Golda Meir agreed with Bezalel Smotrich that Palestinians don’t exist. So why are House members pushing to honor her ?

Michael Arria

Mondoweiss  /  March 21, 2021

Like Bezalel Smotrich, former Israeli Prime Minister Golda Meir also said Palestinians didn’t exist. A bipartisan group of House members wants the U.S. Treasury to mint a coin to honor her.

On Sunday, at a Paris memorial ceremony for the French right-wing activist Jaques Kupfer, Israeli Finance Minister Bezalel Smotrich told the crowd that there is “no such thing as Palestinian people.”

“The argument that there is no Palestinian people should also be heard among Arabs in Israel and among ‘confused Jews,’” he added.

On the podium that Smotrich spoke from, there was a map depicting historic Palestine (along with parts of other surrounding countries) belonging to Israel.

This isn’t the first time Smotrich has made headlines for recent incendiary comments. Last month he called for the Palestinian village of Huwwara to be “wiped out” amid a surge in Israeli settler violence.

Smotrich’s comments on Palestinians are reminiscent of the late Israeli Prime Minister Golda Meir’s remarks decades ago. “There were no such thing as Palestinians,” said Meir in June 1969. “When was there an independent Palestinian people with a Palestinian state? … It was not as though there was a Palestinian people in Palestine considering itself as a Palestinian people and we came and threw them out and took their country away from them.
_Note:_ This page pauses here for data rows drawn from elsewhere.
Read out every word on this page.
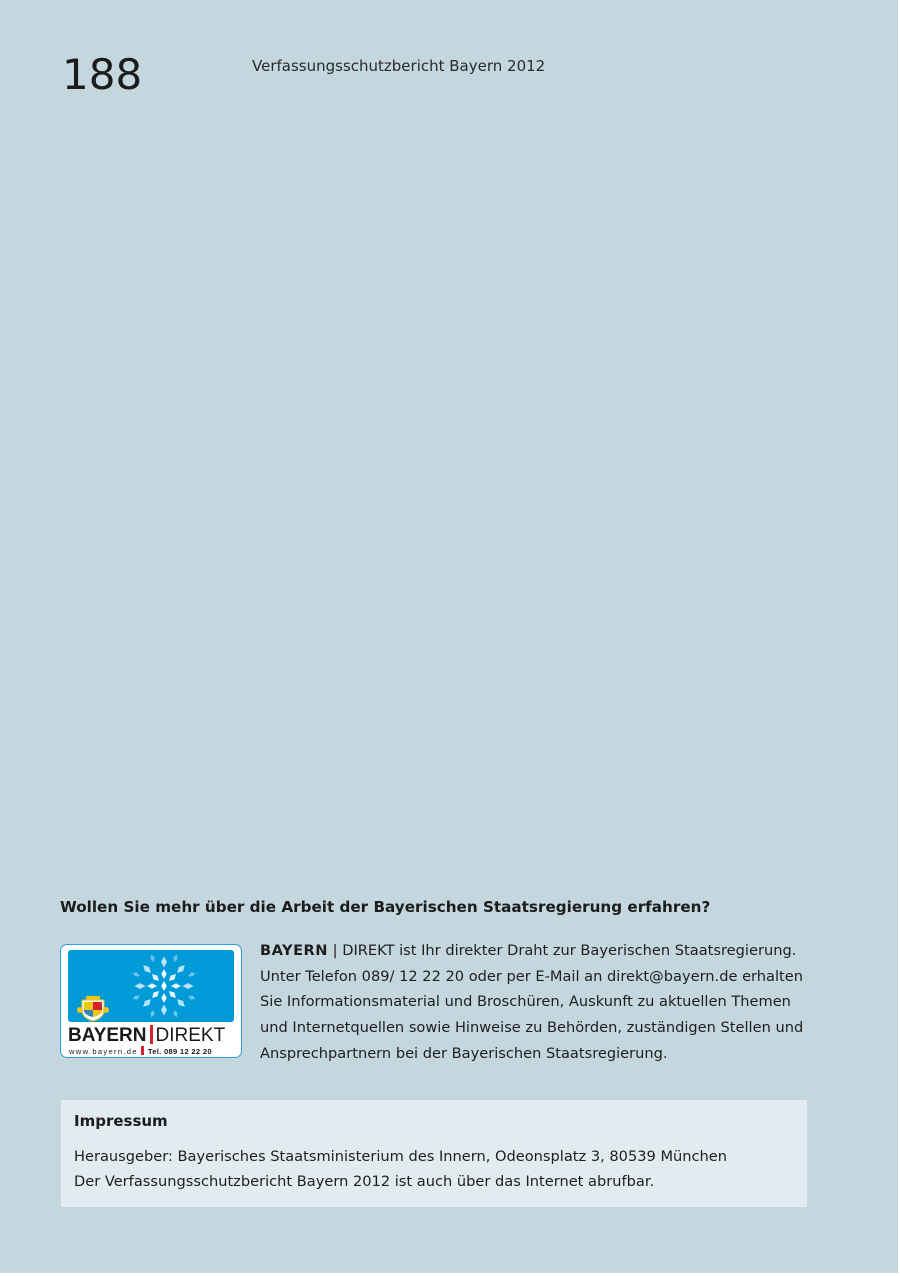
188	Verfassungsschutzbericht Bayern 2012
Wollen Sie mehr über die Arbeit der Bayerischen Staatsregierung erfahren?
BAYERN DIREKT
www.bayern.de Tel. 089 12 22 20
BAYERN | DIREKT ist Ihr direkter Draht zur Bayerischen Staatsregierung.
Unter Telefon 089/ 12 22 20 oder per E-Mail an direkt@bayern.de erhalten
Sie Informationsmaterial und Broschüren, Auskunft zu aktuellen Themen
und Internetquellen sowie Hinweise zu Behörden, zuständigen Stellen und
Ansprechpartnern bei der Bayerischen Staatsregierung.
Impressum
Herausgeber: Bayerisches Staatsministerium des Innern, Odeonsplatz 3, 80539 München
Der Verfassungsschutzbericht Bayern 2012 ist auch über das Internet abrufbar.
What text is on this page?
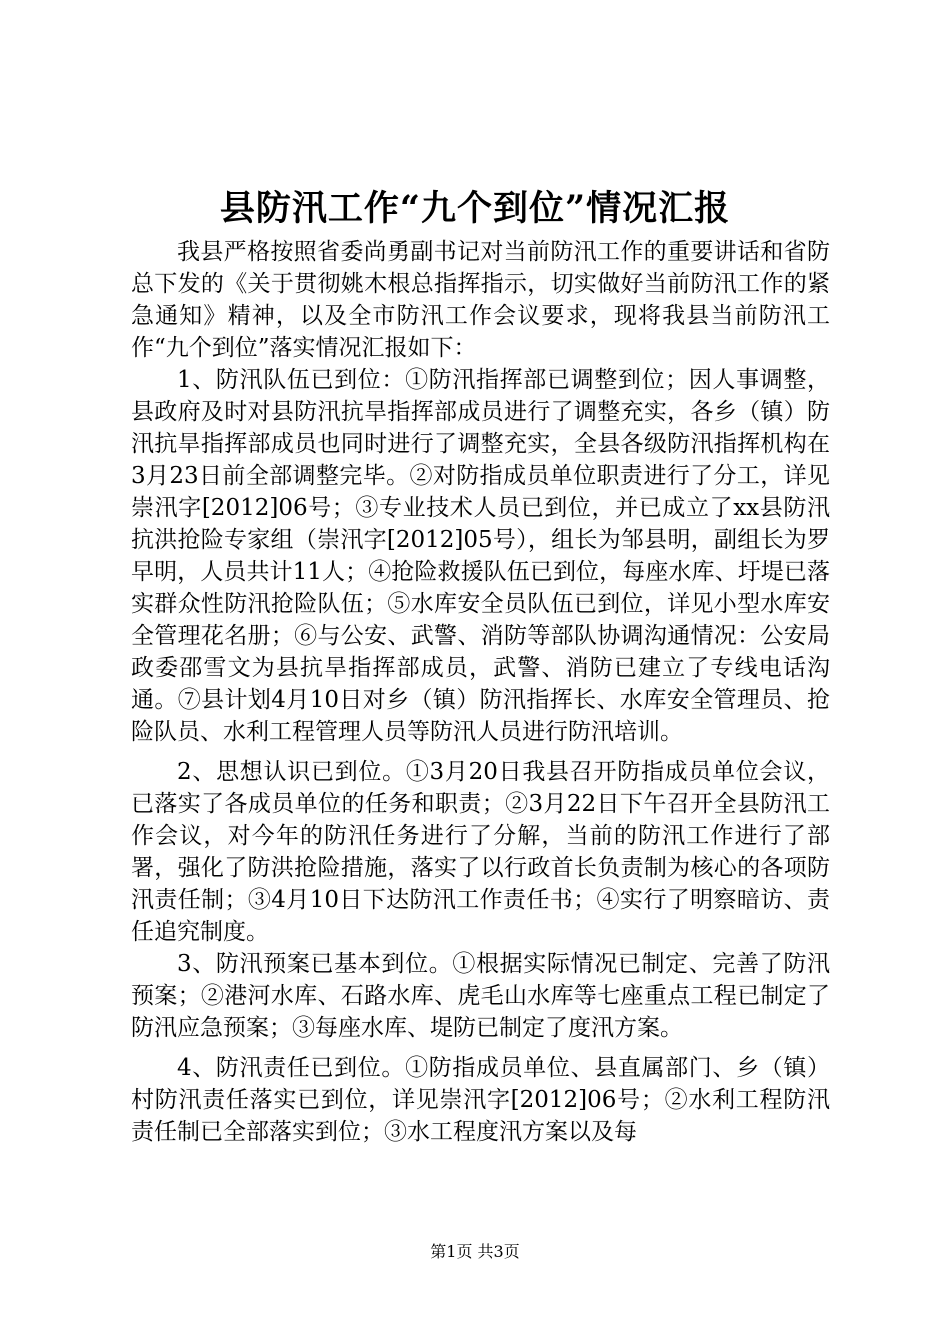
县防汛工作“九个到位”情况汇报

我县严格按照省委尚勇副书记对当前防汛工作的重要讲话和省防总下发的《关于贯彻姚木根总指挥指示，切实做好当前防汛工作的紧急通知》精神，以及全市防汛工作会议要求，现将我县当前防汛工作“九个到位”落实情况汇报如下：

1、防汛队伍已到位：①防汛指挥部已调整到位；因人事调整，县政府及时对县防汛抗旱指挥部成员进行了调整充实，各乡（镇）防汛抗旱指挥部成员也同时进行了调整充实，全县各级防汛指挥机构在3月23日前全部调整完毕。②对防指成员单位职责进行了分工，详见崇汛字[2012]06号；③专业技术人员已到位，并已成立了xx县防汛抗洪抢险专家组（崇汛字[2012]05号），组长为邹县明，副组长为罗早明，人员共计11人；④抢险救援队伍已到位，每座水库、圩堤已落实群众性防汛抢险队伍；⑤水库安全员队伍已到位，详见小型水库安全管理花名册；⑥与公安、武警、消防等部队协调沟通情况：公安局政委邵雪文为县抗旱指挥部成员，武警、消防已建立了专线电话沟通。⑦县计划4月10日对乡（镇）防汛指挥长、水库安全管理员、抢险队员、水利工程管理人员等防汛人员进行防汛培训。

2、思想认识已到位。①3月20日我县召开防指成员单位会议，已落实了各成员单位的任务和职责；②3月22日下午召开全县防汛工作会议，对今年的防汛任务进行了分解，当前的防汛工作进行了部署，强化了防洪抢险措施，落实了以行政首长负责制为核心的各项防汛责任制；③4月10日下达防汛工作责任书；④实行了明察暗访、责任追究制度。

3、防汛预案已基本到位。①根据实际情况已制定、完善了防汛预案；②港河水库、石路水库、虎毛山水库等七座重点工程已制定了防汛应急预案；③每座水库、堤防已制定了度汛方案。

4、防汛责任已到位。①防指成员单位、县直属部门、乡（镇）村防汛责任落实已到位，详见崇汛字[2012]06号；②水利工程防汛责任制已全部落实到位；③水工程度汛方案以及每

第1页 共3页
They did not exist.”

“Before getting into a tizzy over Israel’s Smotrich’s racist rant ‘there are no Palestinians,’ remember the much-revered Golda Meir said the very same thing a half century ago,” tweeted Arab American Institute founder James Zogby. “The denial of Palestinian existence has always been central to Zionist ideology.”

At Electronic Intifada Ali Abunimah details how the idea of Palestinians as an “invented people” is a common view among Zionists. “There should also be no doubt that what Smotrich is talking about and inciting is the genocide of the Palestinian people,” he writes. “Nor are Smotrich’s remarks ill-considered outbursts; they reflect deep and careful thinking and a coherent ideology.”

While Smotrich has been condemned as an extremist across the political spectrum, Meir remains a popular historical figure and even a feminist icon to some. At the Berlin International Film Festival last month Golda, a biopic starring Helen Mirren as the Israeli politician, premiered.

In February, Representatives Debbie Wasserman Schultz (D-FL) and Andrew Garbarino (R-NY) introduced a bill directing the Secretary of the Treasury to mint coins as a tribute to Meir. “Golda Meir’s story is a testament to the progress of the Jewish people, and that of Jewish women in particular,” said Wasserman Schultz in a statement. “As a founder of the State of Israel, she modeled leadership for future generations and was fundamental in strengthening the United States-Israel partnership. I’m proud to sponsor this legislation to cement her place in history.”

The legislation has gained seven cosponsors since being introduced: Reps. Josh Gottheimer (D-NJ), Grace Meng (D-NY), Brian Fitzpatrick (R-PA), Brad Sherman (D-CA), Jared Moskowitz (D-FL), Maria Salazar (R-FL), and Katie Porter (D-CA).

In a March 6 interview with Jewish Insider, Porter (who is running for Dianne Feinstein’s current Senate seat) said she consulted with local AIPAC officials before a recent trip to Israel and pushed the J Street-sponsored delegation to meet with Israeli Prime Minister Benjamin Netanyahu.

“I was extremely impressed with his willingness to kind of grapple with us at some of the toughest issues that Israel’s facing, everything from judicial reform — an issue that we’re having questions and discussions about right now within the Democratic Party here in the United States — to issues about the West Bank and about settlements,” Porter told the website.